I used to think of rock music as "get-out" music. Music that you would need to hear in a bar or outdoor festival, or at the very least blasting at you from a car stereo while transporting yourself from home to either of these destinations (or Walgreens). That was pre-pandemic. Now I experience most music (rock and otherwise) in the privacy of my own home. I don't hate it. I might even like it that way.
I'm a little ashamed to admit that I acclimated particularly well to the conditions of quarantine. It was nice being able to avoid social obligations and the tedium of public life and hide out at my apartment for a couple of months (years!). I almost became indistinguishable from my cats during this period- lounging during the day, eating when I wanted to, avoiding thoughts of going outside even while staring out the window, and napping when I felt like it. I definitely thought, more than once, "I could get used to this."

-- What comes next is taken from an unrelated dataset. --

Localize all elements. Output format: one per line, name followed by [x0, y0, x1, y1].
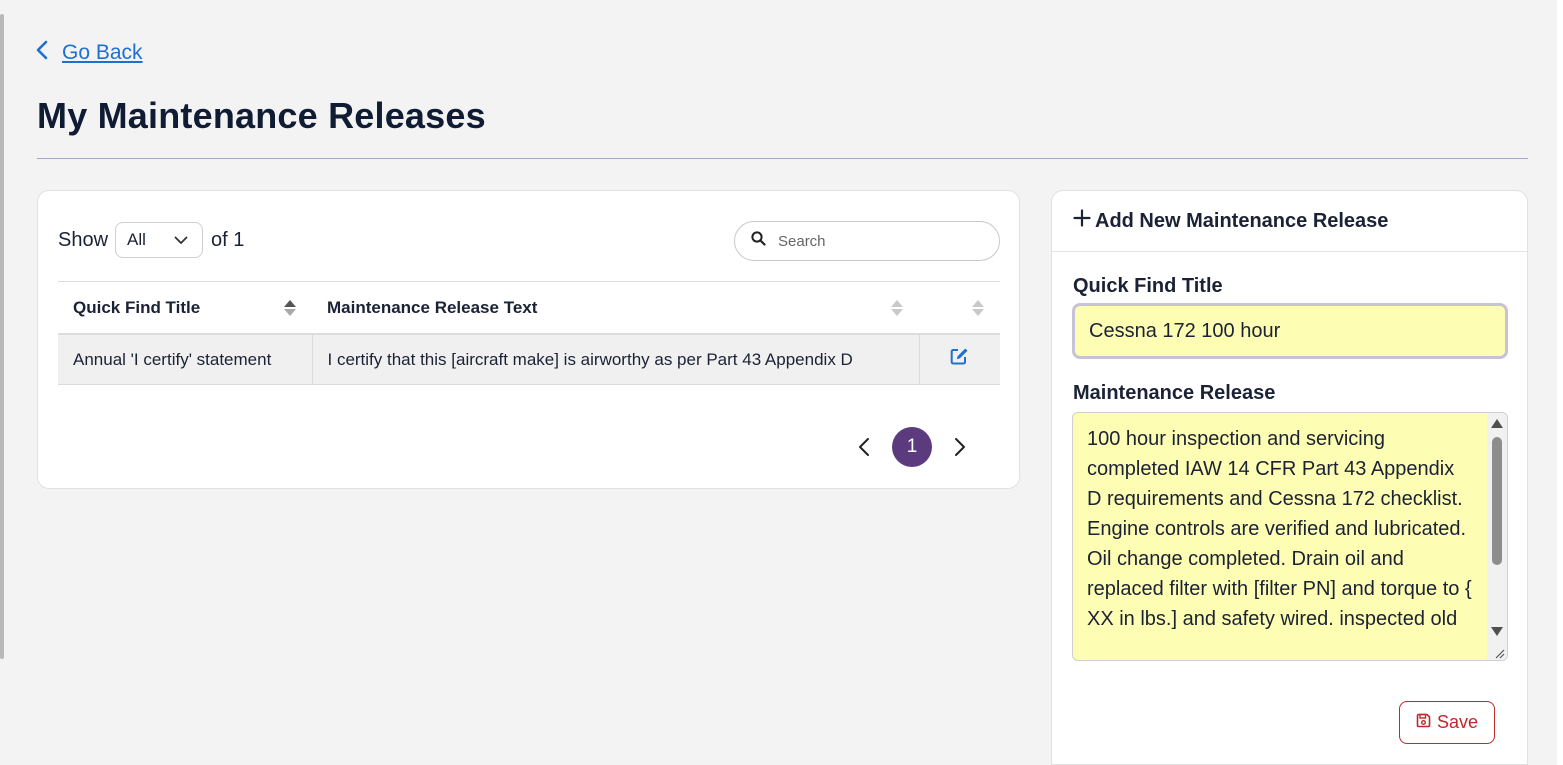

Even though I'm now technically allowed to reintegrate myself into the general population, I still find myself moored to the couch more often than not, AC tussling my hair, while I glower down the content tube displayed on my laptop, comforted by its cold but welcoming glow. It's in this state that I am currently writing about Spring Silver's second LP I Could Get Used to This- prone, with my laptop on my stomach, Twitter open and actively scrolling while a stream of swordfights from '80s anime flashes and sparks in the corner of my eye via YouTube.

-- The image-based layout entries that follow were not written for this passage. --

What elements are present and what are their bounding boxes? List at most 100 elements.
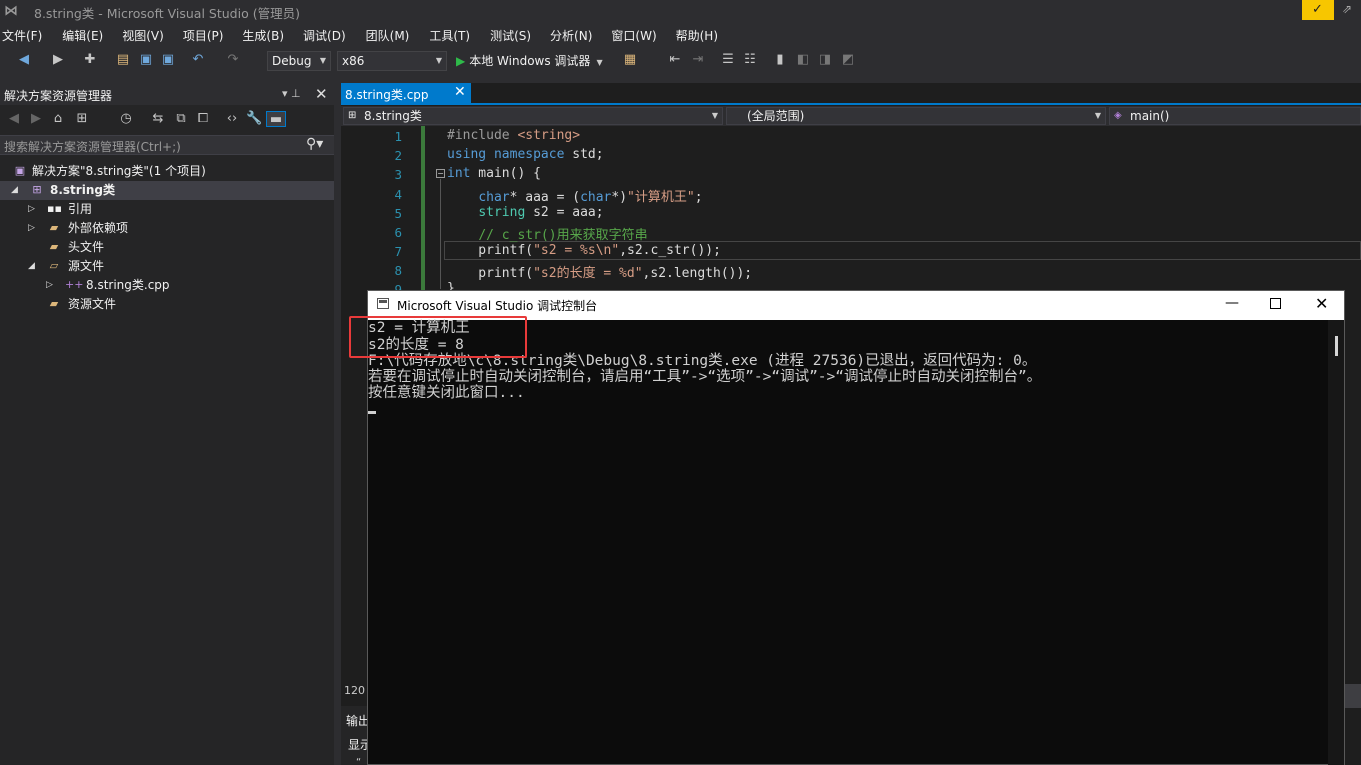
folder-icon: ▰ xyxy=(49,221,59,234)
tree-item-sources[interactable]: ◢ ▱ 源文件 xyxy=(0,257,334,276)
menu-test[interactable]: 测试(S) xyxy=(490,25,531,45)
collapse-all-icon[interactable]: ⧉ xyxy=(173,111,189,127)
code-line-8: printf("s2的长度 = %d",s2.length()); xyxy=(447,266,753,281)
menu-tools[interactable]: 工具(T) xyxy=(429,25,470,45)
start-debugging-button[interactable]: ▶ 本地 Windows 调试器 ▼ xyxy=(456,51,603,71)
console-scroll-thumb[interactable] xyxy=(1335,336,1338,356)
sync-icon[interactable]: ⇆ xyxy=(150,111,166,127)
maximize-icon[interactable] xyxy=(1270,298,1281,309)
chevron-down-icon: ▼ xyxy=(711,111,718,120)
home-icon[interactable]: ⌂ xyxy=(50,111,66,127)
search-icon[interactable]: ⚲▾ xyxy=(306,136,323,152)
project-icon: ⊞ xyxy=(348,110,357,121)
menu-view[interactable]: 视图(V) xyxy=(122,25,164,45)
annotation-highlight-box xyxy=(349,316,527,358)
tree-item-headers[interactable]: ▰ 头文件 xyxy=(0,238,334,257)
tree-item-external-deps[interactable]: ▷ ▰ 外部依赖项 xyxy=(0,219,334,238)
nav-member-label: main() xyxy=(1130,109,1170,123)
line-number: 8 xyxy=(394,263,402,278)
feedback-icon[interactable]: ✓ xyxy=(1312,2,1324,17)
forward-icon[interactable]: ▶ xyxy=(28,111,44,127)
browse-icon[interactable]: ▦ xyxy=(622,52,638,68)
tree-label: 资源文件 xyxy=(68,297,117,311)
show-all-files-icon[interactable]: ⧠ xyxy=(195,111,211,127)
back-icon[interactable]: ◀ xyxy=(6,111,22,127)
collapse-icon[interactable]: − xyxy=(436,169,445,178)
pending-changes-icon[interactable]: ◷ xyxy=(118,111,134,127)
menu-window[interactable]: 窗口(W) xyxy=(611,25,656,45)
tree-label: 源文件 xyxy=(68,259,105,273)
bookmark-icon[interactable]: ▮ xyxy=(772,52,788,68)
new-project-icon[interactable]: ✚ xyxy=(82,52,98,68)
tree-label: 8.string类 xyxy=(50,183,115,197)
close-tab-icon[interactable]: ✕ xyxy=(454,84,466,100)
console-output-line: 若要在调试停止时自动关闭控制台，请启用“工具”->“选项”->“调试”->“调试… xyxy=(368,369,1042,385)
tree-item-solution[interactable]: ▣ 解决方案"8.string类"(1 个项目) xyxy=(0,162,334,181)
open-file-icon[interactable]: ▤ xyxy=(115,52,131,68)
close-icon[interactable]: ✕ xyxy=(315,85,328,103)
view-code-icon[interactable]: ‹› xyxy=(224,111,240,127)
comment-icon[interactable]: ☰ xyxy=(720,52,736,68)
menu-project[interactable]: 项目(P) xyxy=(183,25,224,45)
open-folder-icon: ▱ xyxy=(49,259,59,272)
menu-analyze[interactable]: 分析(N) xyxy=(550,25,592,45)
undo-icon[interactable]: ↶ xyxy=(190,52,206,68)
references-icon: ▪▪ xyxy=(47,202,62,215)
code-line-5: string s2 = aaa; xyxy=(478,205,604,220)
clear-bookmarks-icon[interactable]: ◩ xyxy=(840,52,856,68)
change-tracking-bar xyxy=(421,126,425,290)
expanded-arrow-icon[interactable]: ◢ xyxy=(28,257,35,276)
document-tab-label: 8.string类.cpp xyxy=(345,88,429,102)
collapsed-arrow-icon[interactable]: ▷ xyxy=(46,276,53,295)
play-icon: ▶ xyxy=(456,54,466,68)
project-icon: ⊞ xyxy=(32,183,42,196)
cpp-file-icon: ++ xyxy=(65,278,84,291)
step-over-icon[interactable]: ⇥ xyxy=(690,52,706,68)
properties-icon[interactable]: 🔧 xyxy=(246,111,262,127)
uncomment-icon[interactable]: ☷ xyxy=(742,52,758,68)
console-title: Microsoft Visual Studio 调试控制台 xyxy=(397,299,598,313)
collapsed-arrow-icon[interactable]: ▷ xyxy=(28,200,35,219)
member-dropdown[interactable]: ◈ main() xyxy=(1109,107,1361,125)
menu-debug[interactable]: 调试(D) xyxy=(303,25,346,45)
collapsed-arrow-icon[interactable]: ▷ xyxy=(28,219,35,238)
chevron-down-icon: ▼ xyxy=(1094,111,1101,120)
tree-item-resources[interactable]: ▰ 资源文件 xyxy=(0,295,334,314)
step-into-icon[interactable]: ⇤ xyxy=(667,52,683,68)
tree-label: 引用 xyxy=(68,202,93,216)
project-scope-dropdown[interactable]: ⊞ 8.string类 ▼ xyxy=(343,107,723,125)
code-line-6: // c_str()用来获取字符串 xyxy=(478,228,648,243)
navigate-back-icon[interactable]: ◀ xyxy=(16,52,32,68)
menu-file[interactable]: 文件(F) xyxy=(2,25,42,45)
close-icon[interactable]: ✕ xyxy=(1315,294,1328,313)
next-bookmark-icon[interactable]: ◨ xyxy=(817,52,833,68)
folder-icon: ▰ xyxy=(49,297,59,310)
menu-edit[interactable]: 编辑(E) xyxy=(62,25,103,45)
prev-bookmark-icon[interactable]: ◧ xyxy=(795,52,811,68)
run-label: 本地 Windows 调试器 xyxy=(469,54,591,68)
preview-icon[interactable]: ▬ xyxy=(266,111,286,127)
redo-icon[interactable]: ↷ xyxy=(225,52,241,68)
line-number: 4 xyxy=(394,187,402,202)
menu-help[interactable]: 帮助(H) xyxy=(676,25,718,45)
tree-item-source-file[interactable]: ▷ ++ 8.string类.cpp xyxy=(0,276,334,295)
tree-label: 8.string类.cpp xyxy=(86,278,170,292)
output-text: “ xyxy=(356,757,362,765)
save-all-icon[interactable]: ▣ xyxy=(160,52,176,68)
restore-icon[interactable]: ⇗ xyxy=(1342,2,1352,16)
menu-build[interactable]: 生成(B) xyxy=(242,25,284,45)
configuration-dropdown[interactable]: Debug ▼ xyxy=(267,51,331,71)
console-scrollbar[interactable] xyxy=(1328,320,1344,765)
line-number: 7 xyxy=(394,244,402,259)
save-icon[interactable]: ▣ xyxy=(138,52,154,68)
global-scope-dropdown[interactable]: (全局范围) ▼ xyxy=(726,107,1106,125)
expanded-arrow-icon[interactable]: ◢ xyxy=(11,181,18,200)
tree-item-project[interactable]: ◢ ⊞ 8.string类 xyxy=(0,181,334,200)
menu-team[interactable]: 团队(M) xyxy=(366,25,410,45)
minimize-icon[interactable]: — xyxy=(1225,295,1239,311)
pin-icon[interactable]: ▾ ⊥ xyxy=(282,87,301,100)
navigate-forward-icon[interactable]: ▶ xyxy=(50,52,66,68)
platform-dropdown[interactable]: x86 ▼ xyxy=(337,51,447,71)
tree-item-references[interactable]: ▷ ▪▪ 引用 xyxy=(0,200,334,219)
switch-views-icon[interactable]: ⊞ xyxy=(74,111,90,127)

I could focus on one thing and keep my focus there, but why? It's the middle of the night and this is how I unwind. Granted, this is how I am during the day too, but time is a flat circle, blah blah blah, you get the picture. I am off the clock now and don't have anything to distract me, nag at my attention, and pry me away from gorging myself on culture. And Maryland producer and rising rock idol Spring Silver, is certainly the kind of culture that I am digging at the moment.
Their sophomore record I Could Get Used to This has a familiar rock aesthetic for those who recall what alternative rock radio was like back in '10, when Fall Out Boy had a regular album cycle and people were still coming to terms with the fact that Weezer was continuing to make chart-topping music post-Pinkerton- giant, titanic power-chords that shake the dust out of the rafters and blind your senses with adrenaline, swirling in a symbiotic détente with grandiose declarations of tenderness and bitter rebuke, caught like a ribbon around the horns of savagely poised vocal melodies as they press against you with pressure and purpose.
There is a gravity to these tracks that gives them the quality of a carnival ride, where a key change can send your guts into your throat and the drop of a groove can leave all your blood flowing up through your neck and pooling between your years, straining to escape through your orifices like kool-aid out the nozzle of a super soaker.
There is more to the record than just big riffs and breath-stealing prose too. Sping Silver, apparently wanted to be a house producer in a previous stage of their career, and the muscle memory of that past-life erupts into the fore in the grooves and funky finesse of "My Feelings on the Matter" as well as through the dubby effects selections and filters of the wavy kraut-crunch and full-body workout of "Fetch." Elsewhere, the urban alternative country and chamber pop of "Saymour's Stop" sounds like it could have been a standout on an old Bloodshot Records comp, while "Plead Insanity" sounds like it could be the subject of a custody battle between The Rentals, Wolf Parade, and Eve 6.
What shocks my hermetic mind the most about the diversity of this album's sounds is the finite attention to detail, a level of attentiveness to tuning, production and crafting of experience that is reminiscent of the extreme dimension of care exhibited on an album like Dismemberment Plan's Emergency and I or Modest Mouse's Good News for People Who Love Bad News.
Immersing myself in something as vibrant and creative as I Could Get Used to This has certainly got me questioning my shut-in status. I'm definitely feeling like I should give this whole "human interaction" thing another go. If something as lovely as this album can come out of a world as messy and complicated as the one we live in, then maybe there is hope for us all to find a place in it to learn, grow, and prosper. Or, at the very least, I might run into someone who appreciates this album as much as I do- that would be worth the excursion for sure. Maybe such a chance meeting will develop into a lasting friendship- or at the very least, they'll let me meet their cat.